Shares in pharma giant AstraZeneca (LON:AZN) have dropped £14.40 or 10% today on negative drug trial news. The move has wiped around £30 billion off the company’s stock market valuation in one fell swoop.
Missing its endpoint
The company said its Wainua heart drug treatment had not met its primary efficacy endpoint in Phase III trials. Adding Wainua to existing treatments in patients with a particular cardiovascular condition ‘did not provide a statistically significant benefit’.
Sharon Barr, Astra’s executive vice president of biopharmaceutical R&D said: ‘Although the trial did not meet its primary objective, we believe the results support greater scientific understanding of treatment approaches for the hundreds of thousands of patients worldwide suffering from this progressive and often fatal condition.’

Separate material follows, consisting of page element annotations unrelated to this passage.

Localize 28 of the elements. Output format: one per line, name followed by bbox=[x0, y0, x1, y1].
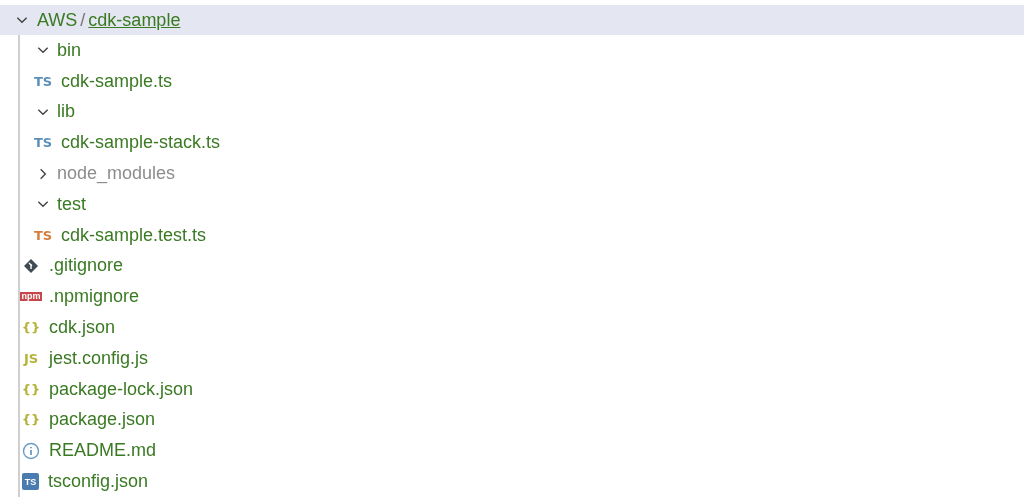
file-type-icon: {} bbox=[22, 320, 40, 336]
tree-item-name[interactable]: test bbox=[57, 193, 86, 215]
tree-item-name[interactable]: package-lock.json bbox=[49, 378, 194, 400]
file-type-icon: TS bbox=[34, 135, 52, 151]
tree-item-name[interactable]: cdk.json bbox=[49, 317, 116, 339]
file-type-icon: {} bbox=[22, 412, 40, 428]
tsconfig-icon: TS bbox=[22, 473, 39, 491]
tree-item-name[interactable]: .npmignore bbox=[49, 286, 140, 308]
file-type-icon: TS bbox=[34, 227, 52, 243]
project-folder-name: cdk-sample bbox=[88, 9, 181, 31]
npm-icon: npm bbox=[20, 292, 42, 302]
file-type-icon: TS bbox=[34, 73, 52, 89]
tree-item-name[interactable]: cdk-sample.test.ts bbox=[61, 224, 207, 246]
tree-item-name[interactable]: cdk-sample-stack.ts bbox=[61, 132, 221, 154]
tree-item-name[interactable]: README.md bbox=[49, 440, 156, 462]
tree-item-name[interactable]: cdk-sample.ts bbox=[61, 70, 173, 92]
parent-folder-name: AWS bbox=[37, 9, 78, 31]
tree-item-name[interactable]: .gitignore bbox=[49, 255, 124, 277]
root-folder-row[interactable]: AWS / cdk-sample bbox=[0, 5, 1024, 35]
tree-item-name[interactable]: node_modules bbox=[57, 163, 176, 185]
tree-item-name[interactable]: jest.config.js bbox=[49, 347, 149, 369]
file-type-icon: JS bbox=[22, 350, 40, 366]
tree-item-name[interactable]: package.json bbox=[49, 409, 156, 431]
tree-item-name[interactable]: tsconfig.json bbox=[48, 471, 149, 493]
file-type-icon: {} bbox=[22, 381, 40, 397]
path-separator: / bbox=[80, 9, 86, 31]
tree-item-name[interactable]: lib bbox=[57, 101, 75, 123]
tree-item-name[interactable]: bin bbox=[57, 39, 82, 61]
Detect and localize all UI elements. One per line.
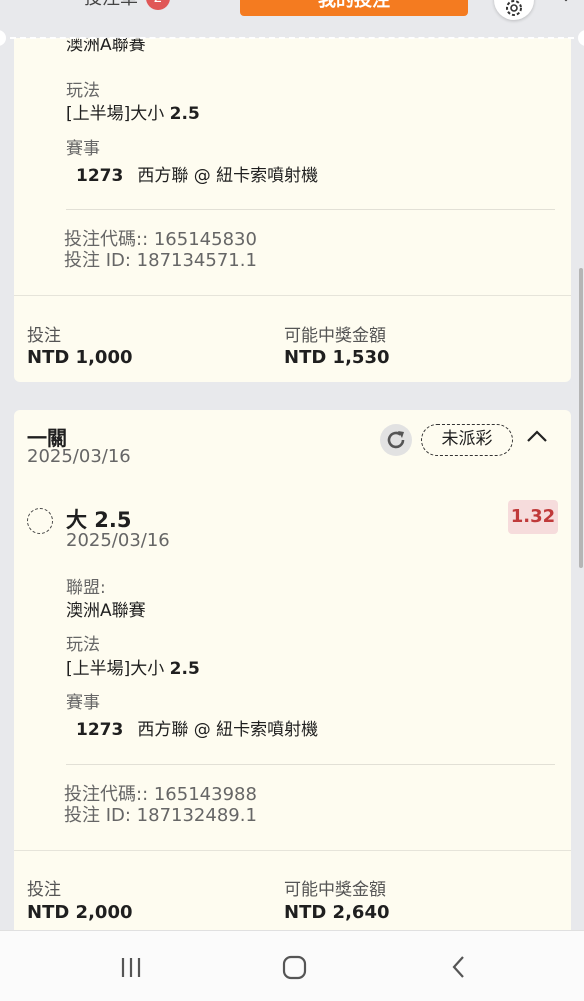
divider [14, 295, 571, 296]
status-badge: 未派彩 [421, 424, 513, 456]
divider [66, 764, 555, 765]
payout-value: NTD 1,530 [284, 347, 390, 368]
divider [14, 850, 571, 851]
bet-id: 投注 ID: 187132489.1 [64, 805, 257, 826]
event-value: 1273 西方聯 @ 紐卡索噴射機 [76, 720, 319, 740]
chevron-up-icon[interactable] [525, 428, 549, 444]
chevron-down-icon[interactable] [558, 0, 574, 4]
payout-value: NTD 2,640 [284, 902, 390, 923]
back-icon [452, 956, 464, 978]
event-label: 賽事 [66, 139, 100, 159]
system-nav-bar [0, 930, 584, 1001]
stake-label: 投注 [27, 880, 61, 900]
market-value: [上半場]大小 2.5 [66, 659, 200, 679]
league-label: 聯盟: [66, 578, 106, 598]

AstraZeneca and its partner, US pharma company Ionis (NASDAQ:IONS), will now analyse the full data set to understand the results. Shares in Ionis were indicated sharply lower ahead of the opening of the US market.

We aren’t pharma specialists but clearly the market had high hopes for Wainua as a treatment. Up to 500,000 people worldwide suffer from transthyretin-mediated amyloid cardiomyopathy, which the drug was designed to treat.
Analysts at US broker Jefferies were surprised at the outcome, particularly as Astra management had been very confident about the trials. Jefferies estimates the NPV (net present value) of Wainua sales at 2% of the company market cap, but said ‘given the company is supposed to design clinical trials that are virtually fail-safe, we suspect the share price reaction will go beyond the mere NPV impact’.
Analysts at AlphaValue called the trial result a ‘major setback’ while noting Wainua is already approved to treat a rare nerve disease. Astra management are believed to have targeted $5 billion in peak annual sales for the drug, making it a ‘blockbuster’.